Tonia Collins was first to take the stand Monday morning. She testified that she’d work the store in the evenings until around 7 p.m., including the night of Nov. 26, 2012, and then her husband would take over until closing at 11 p.m.

“I would sit up and wait” for him to come home, usually no later than 11:30 p.m., Collins said. “I’d go unlock the back door and turn the light on for him.”

That Monday night, her husband never came home. Between 11:30 p.m. and midnight, she called the store. No answer. She wrapped up her granddaughter and drove to the store. By this point, it was more than an hour after the normal closing time.

As she reached the store parking lot, “it looked like the store was open,” Collins said. “All the lights were on. His truck was there.”

She approached the store’s front door. It was locked. She user her key to let herself in. She called out Mike’s name. No answer. She got a bad feeling. She exited the store and drover to her son, Michael Collins Jr. The two, with two children in tow, returned to the store. Tonia Collins entered but remained on the carpet inside the front door. Michael Jr. went back and searched. It didn’t take long before Michael Jr. looked to his mother.

“‘Mama,'” Collins recalled her son saying, “‘somebody blowed daddy’s brains out.'”

Collins said she told her son to call 911.

“Maybe he’s still alive,” she said.

Alexander Ingram was among the last customers Tonia Collins saw before heading home, she said. Collins said Ingram was playing the video poker machines. He was a regular customer, and his name was one that Tonia Collins gave Richmond County Sheriff’s Office investigated early in the morning of Nov. 27.

Freedman said investigators went to where Ingram lives, a home he shares with his mother. They consented to a search and Freedman said Ingram volunteered his shoes for inspection. They were taken for evidence. He voluntarily traveled with law enforcement for further questioning in downtown Rockingham.

Freedman noted, there were plenty of things law enforcement didn’t do. Henry Thomas “Pete” Ingram, being tried separately, gave police the jeans he was wearing on Nov. 26. They had blood on them. Collins’ blood.

But, Freedman said, police never asked for consent to search Pete Ingram’s home. They never asked for the rest of the clothes he was wearing, and the shirt and jacket they had collected as evidence and sent to the State Bureau of Investigation was, investigators knew or should have known, was not the clothing Pete Ingram had been wearing on Nov. 26.
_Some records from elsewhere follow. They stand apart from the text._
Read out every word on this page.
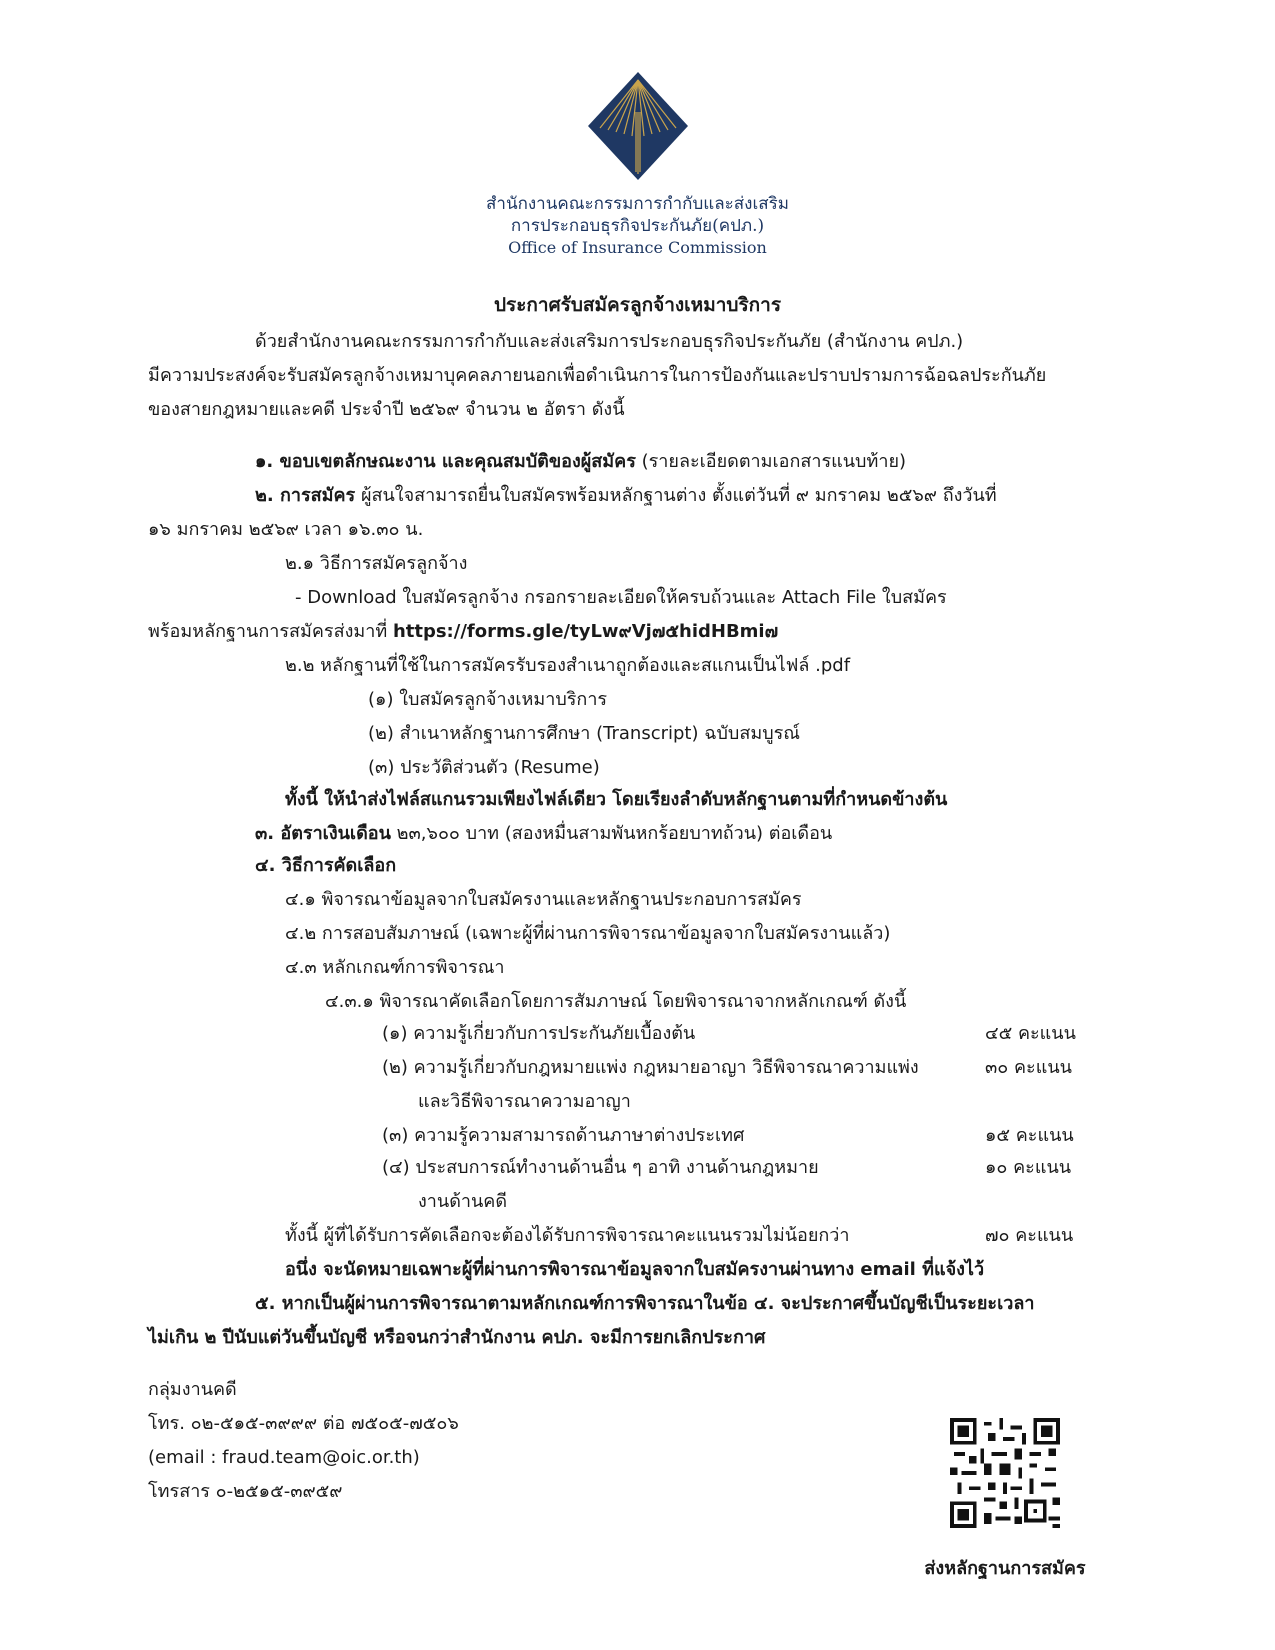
สำนักงานคณะกรรมการกำกับและส่งเสริม
การประกอบธุรกิจประกันภัย(คปภ.)
Office of Insurance Commission
ประกาศรับสมัครลูกจ้างเหมาบริการ
ด้วยสำนักงานคณะกรรมการกำกับและส่งเสริมการประกอบธุรกิจประกันภัย (สำนักงาน คปภ.)
มีความประสงค์จะรับสมัครลูกจ้างเหมาบุคคลภายนอกเพื่อดำเนินการในการป้องกันและปราบปรามการฉ้อฉลประกันภัย
ของสายกฎหมายและคดี ประจำปี ๒๕๖๙ จำนวน ๒ อัตรา ดังนี้
๑. ขอบเขตลักษณะงาน และคุณสมบัติของผู้สมัคร (รายละเอียดตามเอกสารแนบท้าย)
๒. การสมัคร ผู้สนใจสามารถยื่นใบสมัครพร้อมหลักฐานต่าง ตั้งแต่วันที่ ๙ มกราคม ๒๕๖๙ ถึงวันที่
๑๖ มกราคม ๒๕๖๙ เวลา ๑๖.๓๐ น.
๒.๑ วิธีการสมัครลูกจ้าง
- Download ใบสมัครลูกจ้าง กรอกรายละเอียดให้ครบถ้วนและ Attach File ใบสมัคร
พร้อมหลักฐานการสมัครส่งมาที่ https://forms.gle/tyLw๙Vj๗๕hidHBmi๗
๒.๒ หลักฐานที่ใช้ในการสมัครรับรองสำเนาถูกต้องและสแกนเป็นไฟล์ .pdf
(๑) ใบสมัครลูกจ้างเหมาบริการ
(๒) สำเนาหลักฐานการศึกษา (Transcript) ฉบับสมบูรณ์
(๓) ประวัติส่วนตัว (Resume)
ทั้งนี้ ให้นำส่งไฟล์สแกนรวมเพียงไฟล์เดียว โดยเรียงลำดับหลักฐานตามที่กำหนดข้างต้น
๓. อัตราเงินเดือน ๒๓,๖๐๐ บาท (สองหมื่นสามพันหกร้อยบาทถ้วน) ต่อเดือน
๔. วิธีการคัดเลือก
๔.๑ พิจารณาข้อมูลจากใบสมัครงานและหลักฐานประกอบการสมัคร
๔.๒ การสอบสัมภาษณ์ (เฉพาะผู้ที่ผ่านการพิจารณาข้อมูลจากใบสมัครงานแล้ว)
๔.๓ หลักเกณฑ์การพิจารณา
๔.๓.๑ พิจารณาคัดเลือกโดยการสัมภาษณ์ โดยพิจารณาจากหลักเกณฑ์ ดังนี้
(๑) ความรู้เกี่ยวกับการประกันภัยเบื้องต้น	๔๕ คะแนน
(๒) ความรู้เกี่ยวกับกฎหมายแพ่ง กฎหมายอาญา วิธีพิจารณาความแพ่ง	๓๐ คะแนน
และวิธีพิจารณาความอาญา
(๓) ความรู้ความสามารถด้านภาษาต่างประเทศ	๑๕ คะแนน
(๔) ประสบการณ์ทำงานด้านอื่น ๆ อาทิ งานด้านกฎหมาย	๑๐ คะแนน
งานด้านคดี
ทั้งนี้ ผู้ที่ได้รับการคัดเลือกจะต้องได้รับการพิจารณาคะแนนรวมไม่น้อยกว่า	๗๐ คะแนน
อนึ่ง จะนัดหมายเฉพาะผู้ที่ผ่านการพิจารณาข้อมูลจากใบสมัครงานผ่านทาง email ที่แจ้งไว้
๕. หากเป็นผู้ผ่านการพิจารณาตามหลักเกณฑ์การพิจารณาในข้อ ๔. จะประกาศขึ้นบัญชีเป็นระยะเวลา
ไม่เกิน ๒ ปีนับแต่วันขึ้นบัญชี หรือจนกว่าสำนักงาน คปภ. จะมีการยกเลิกประกาศ
กลุ่มงานคดี
โทร. ๐๒-๕๑๕-๓๙๙๙ ต่อ ๗๕๐๕-๗๕๐๖
(email : fraud.team@oic.or.th)
โทรสาร ๐-๒๕๑๕-๓๙๕๙
ส่งหลักฐานการสมัคร
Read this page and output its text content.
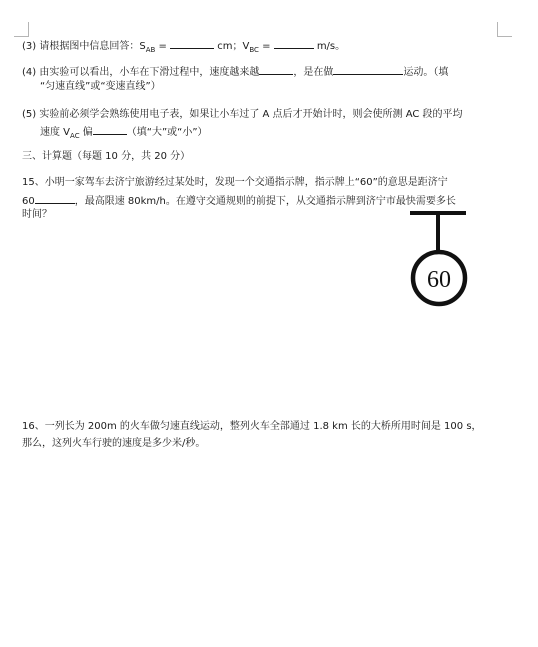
(3) 请根据图中信息回答：$S_{AB}$ =	cm；$V_{BC}$ =	m/s。
(4) 由实验可以看出，小车在下滑过程中，速度越来越	，是在做	运动。（填
“匀速直线”或“变速直线”）
(5) 实验前必须学会熟练使用电子表，如果让小车过了 A 点后才开始计时，则会使所测 AC 段的平均
速度 $V_{AC}$ 偏	（填“大”或“小”）
三、计算题（每题 10 分，共 20 分）
15、小明一家驾车去济宁旅游经过某处时，发现一个交通指示牌，指示牌上“60”的意思是距济宁
60	，最高限速 80km/h。在遵守交通规则的前提下，从交通指示牌到济宁市最快需要多长
时间？
60
16、一列长为 200m 的火车做匀速直线运动，整列火车全部通过 1.8 km 长的大桥所用时间是 100 s，
那么，这列火车行驶的速度是多少米/秒。
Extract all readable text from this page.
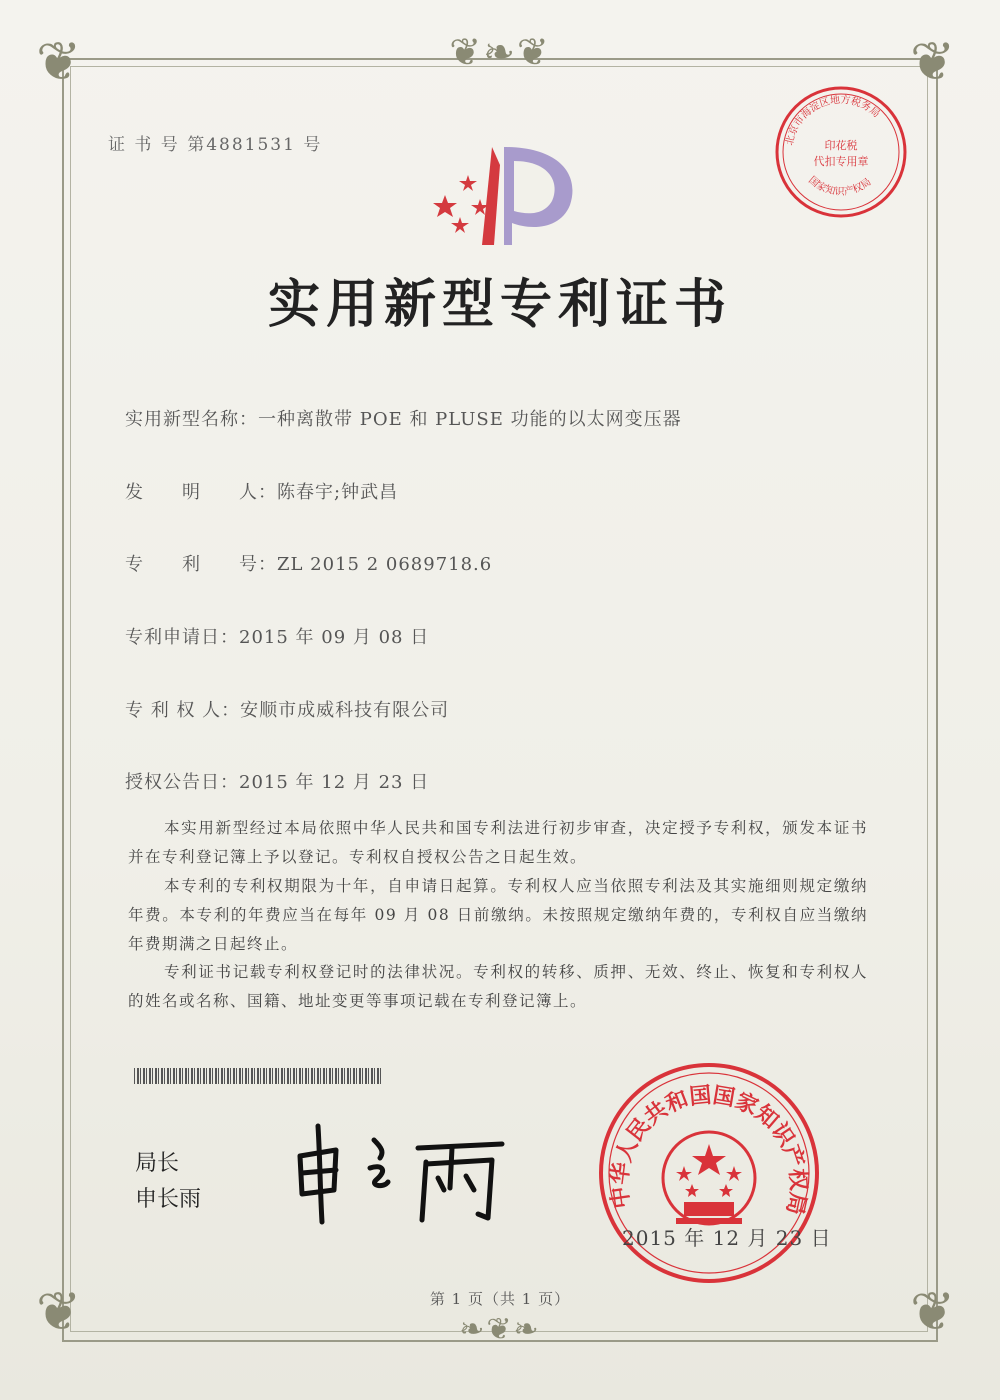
❦❧❦
❦	❦
❦	❦
❧❦❧
证 书 号 第4881531 号	北京市海淀区地方税务局
国家知识产权局
印花税
代扣专用章
实用新型专利证书
实用新型名称：一种离散带 POE 和 PLUSE 功能的以太网变压器
发　　明　　人：陈春宇;钟武昌
专　　利　　号：ZL 2015 2 0689718.6
专利申请日：2015 年 09 月 08 日
专 利 权 人：安顺市成威科技有限公司
授权公告日：2015 年 12 月 23 日
本实用新型经过本局依照中华人民共和国专利法进行初步审查，决定授予专利权，颁发本证书并在专利登记簿上予以登记。专利权自授权公告之日起生效。
本专利的专利权期限为十年，自申请日起算。专利权人应当依照专利法及其实施细则规定缴纳年费。本专利的年费应当在每年 09 月 08 日前缴纳。未按照规定缴纳年费的，专利权自应当缴纳年费期满之日起终止。
专利证书记载专利权登记时的法律状况。专利权的转移、质押、无效、终止、恢复和专利权人的姓名或名称、国籍、地址变更等事项记载在专利登记簿上。
局长
申长雨	中华人民共和国国家知识产权局
2015 年 12 月 23 日
第 1 页（共 1 页）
On at least three separate occasions in interviews with Detective Robert Heaton or Layton in the past two months — Jan. 23, March 18 and March 23 — Tonia Collins had indicated there had been no previous complaint expressed about Ingram at all or did not mention one to Heaton or Layton when given the opportunity. No mention of it was made in a transcription of a recorded statement made on Nov. 27, 2012, either.

“I don’t think I ever mentioned it to her,” Collins said on the stand. “I We trusted (Ingram). We let him have cigarettes on credit. He’d always come back and pay. I was so upset that night (of the murder), I don’t know what I said.”

In court Monday morning, however, she brought up a time when Ingram asked to borrow $5. Collins had to tell him no, and then he asked Michael Collins Sr. for $5. He, too, said no. Tonia Collins said this happened a month or two “before it happened,” before her husband of 34 years was murdered.

That was brought up in a closed session, however, without the jurors present. It’s likely that they’ll never learn of it, either, unless Freedman or Wells decide to bring it up themselves. It’s not clear how much the situation matters — Tonia Collins said she, her husband and Ingram himself “laughed it off” later on. Still, it’s clear Freedman and Wells don’t want the jury to be able to confuse that situation as a reason for murder.